A Brief Discussion on the Induction Heating Principle and Applications

Induction heating, as a new type of heating method in heat treatment, is highly favored in the heat treatment industry compared to traditional heating methods. Its characteristics of high efficiency, energy saving, simple operation, and the possibility of automation have made it a top choice in many industry applications.

Induction Heating Principle

When a metal workpiece is placed in a coil through which alternating current flows, using the principle of electromagnetic induction, an induction current similar to an eddy current is generated on the surface of the metal workpiece under the action of the alternating magnetic field. This causes the surface of the workpiece to heat up rapidly, reaching the required process temperature within a few seconds.

The development of induction heating principle mainly benefits from its surface effect and ring effect:

Surface Effect

When an alternating current coil passes through a metal workpiece, the current density on the surface of the workpiece is larger, and the current density inside the workpiece is smaller. The higher the frequency of the alternating current, the greater the difference in current density between the inside and the outside of the cross-section of the workpiece. The current is more concentrated on the surface of the workpiece, and the rapid heating position is also concentrated on the surface. This phenomenon is called the surface effect.

Ring Effect

When a ring-shaped coil is passed through by an alternating current, the maximum current density is distributed on the inside of the ring-shaped coil. The induction heating effect inside the ring is strong, while the induction heating effect far from the ring is weak. This effect is advantageous for local heating and reduces unnecessary heat-affected zones. Induction coils are mostly made of pure copper tubes with internal water cooling. Their shapes are generally determined according to the heating position of the workpiece and are not always ring-shaped; they can also be disc-shaped, strip-shaped, etc. Regardless of the shape of the induction coil, the ring effect is followed, i.e., the induction heating effect is strong near the coil and weak far from the coil. Selecting an appropriate induction coil can ensure a uniform temperature of the heating layer on the surface of the workpiece.

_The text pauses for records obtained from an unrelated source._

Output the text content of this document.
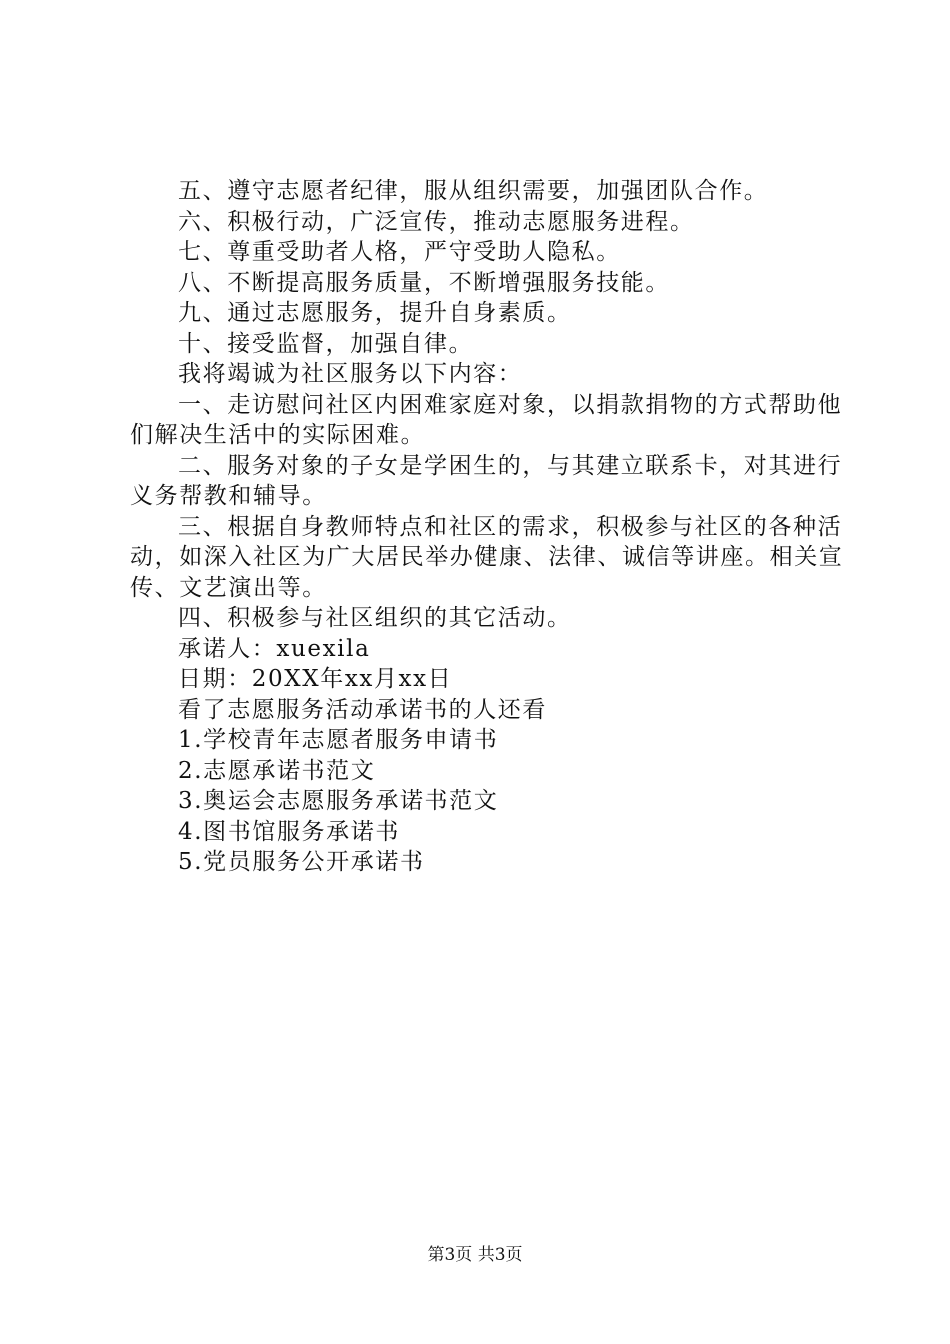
五、遵守志愿者纪律，服从组织需要，加强团队合作。
六、积极行动，广泛宣传，推动志愿服务进程。
七、尊重受助者人格，严守受助人隐私。
八、不断提高服务质量，不断增强服务技能。
九、通过志愿服务，提升自身素质。
十、接受监督，加强自律。
我将竭诚为社区服务以下内容：
一、走访慰问社区内困难家庭对象，以捐款捐物的方式帮助他们解决生活中的实际困难。
二、服务对象的子女是学困生的，与其建立联系卡，对其进行义务帮教和辅导。
三、根据自身教师特点和社区的需求，积极参与社区的各种活动，如深入社区为广大居民举办健康、法律、诚信等讲座。相关宣传、文艺演出等。
四、积极参与社区组织的其它活动。
承诺人：xuexila
日期：20XX年xx月xx日
看了志愿服务活动承诺书的人还看
1.学校青年志愿者服务申请书
2.志愿承诺书范文
3.奥运会志愿服务承诺书范文
4.图书馆服务承诺书
5.党员服务公开承诺书
第3页 共3页
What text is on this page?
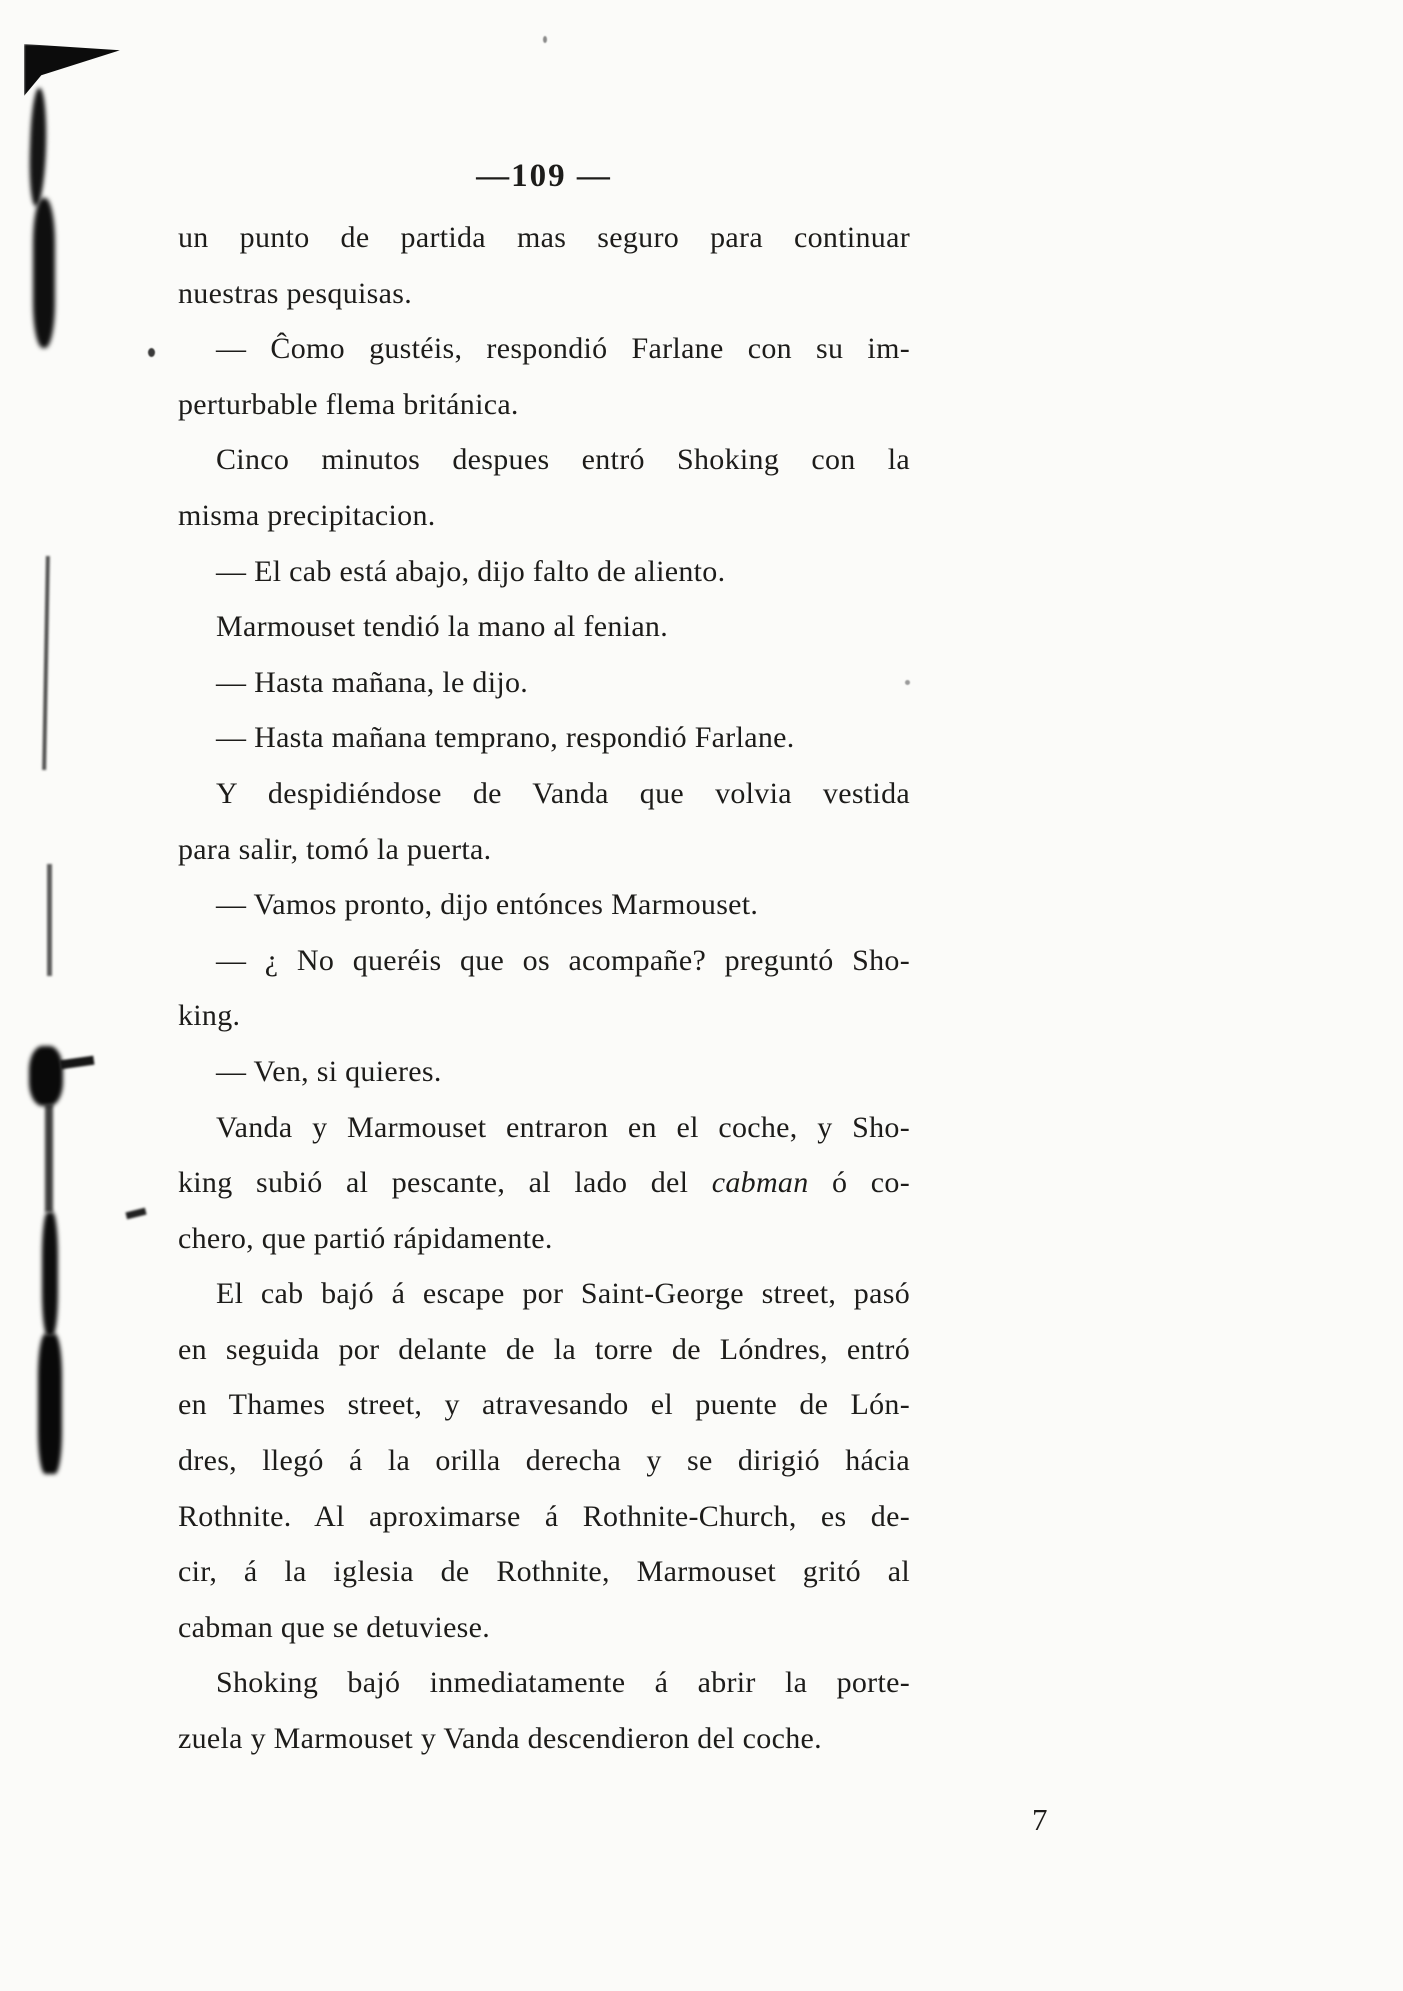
—109 —
un punto de partida mas seguro para continuar
nuestras pesquisas.
— Ĉomo gustéis, respondió Farlane con su im-
perturbable flema británica.
Cinco minutos despues entró Shoking con la
misma precipitacion.
— El cab está abajo, dijo falto de aliento.
Marmouset tendió la mano al fenian.
— Hasta mañana, le dijo.
— Hasta mañana temprano, respondió Farlane.
Y despidiéndose de Vanda que volvia vestida
para salir, tomó la puerta.
— Vamos pronto, dijo entónces Marmouset.
— ¿ No queréis que os acompañe? preguntó Sho-
king.
— Ven, si quieres.
Vanda y Marmouset entraron en el coche, y Sho-
king subió al pescante, al lado del cabman ó co-
chero, que partió rápidamente.
El cab bajó á escape por Saint-George street, pasó
en seguida por delante de la torre de Lóndres, entró
en Thames street, y atravesando el puente de Lón-
dres, llegó á la orilla derecha y se dirigió hácia
Rothnite. Al aproximarse á Rothnite-Church, es de-
cir, á la iglesia de Rothnite, Marmouset gritó al
cabman que se detuviese.
Shoking bajó inmediatamente á abrir la porte-
zuela y Marmouset y Vanda descendieron del coche.
7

Induction Heating Applications

• Induction heating can generally be used for partial induction quenching, annealing, tempering, and other processes of workpieces

• The most extensive application of induction heating is in induction hardening, where the workpiece is rapidly heated to the transformation temperature within a short time and then quickly cooled

• In the induction hardening process, based on the heating frequency, it can be divided into power frequency, medium frequency, ultrasonic frequency, and high frequency. The corresponding heating frequency is often chosen according to the service conditions of the workpiece or the effective depth of the hardened layer required by the drawing to ensure the best processing efficiency and cost

• The higher the frequency, the greater the difference in current density between the inside and outside of the workpiece cross-section, the shallower the depth of the surface hardened layer, and this method can effectively control the depth of the hardened layer

• Power affects the heating speed; the greater the power, the faster the heating speed, and the shorter the time to reach the required temperature

• The temperature of the induction heating workpiece varies according to the production process. Generally, the approximate temperature range can be estimated based on the color exhibited by the workpiece during heating. A slightly dark red color corresponds to a temperature range of 580-650℃. Infrared thermometers can also be used to detect the surface temperature to ensure the accuracy of the production temperature

There are many other application fields for induction heating, such as brazing, welding pipe seams, etc. According to the processing requirements and processing parts of the parts, choosing the appropriate processing technology, matching induction coils, fixing the heating position, and continuously adjusting and optimizing the parameters of frequency, power, and heating time, can ultimately achieve the required performance of the parts.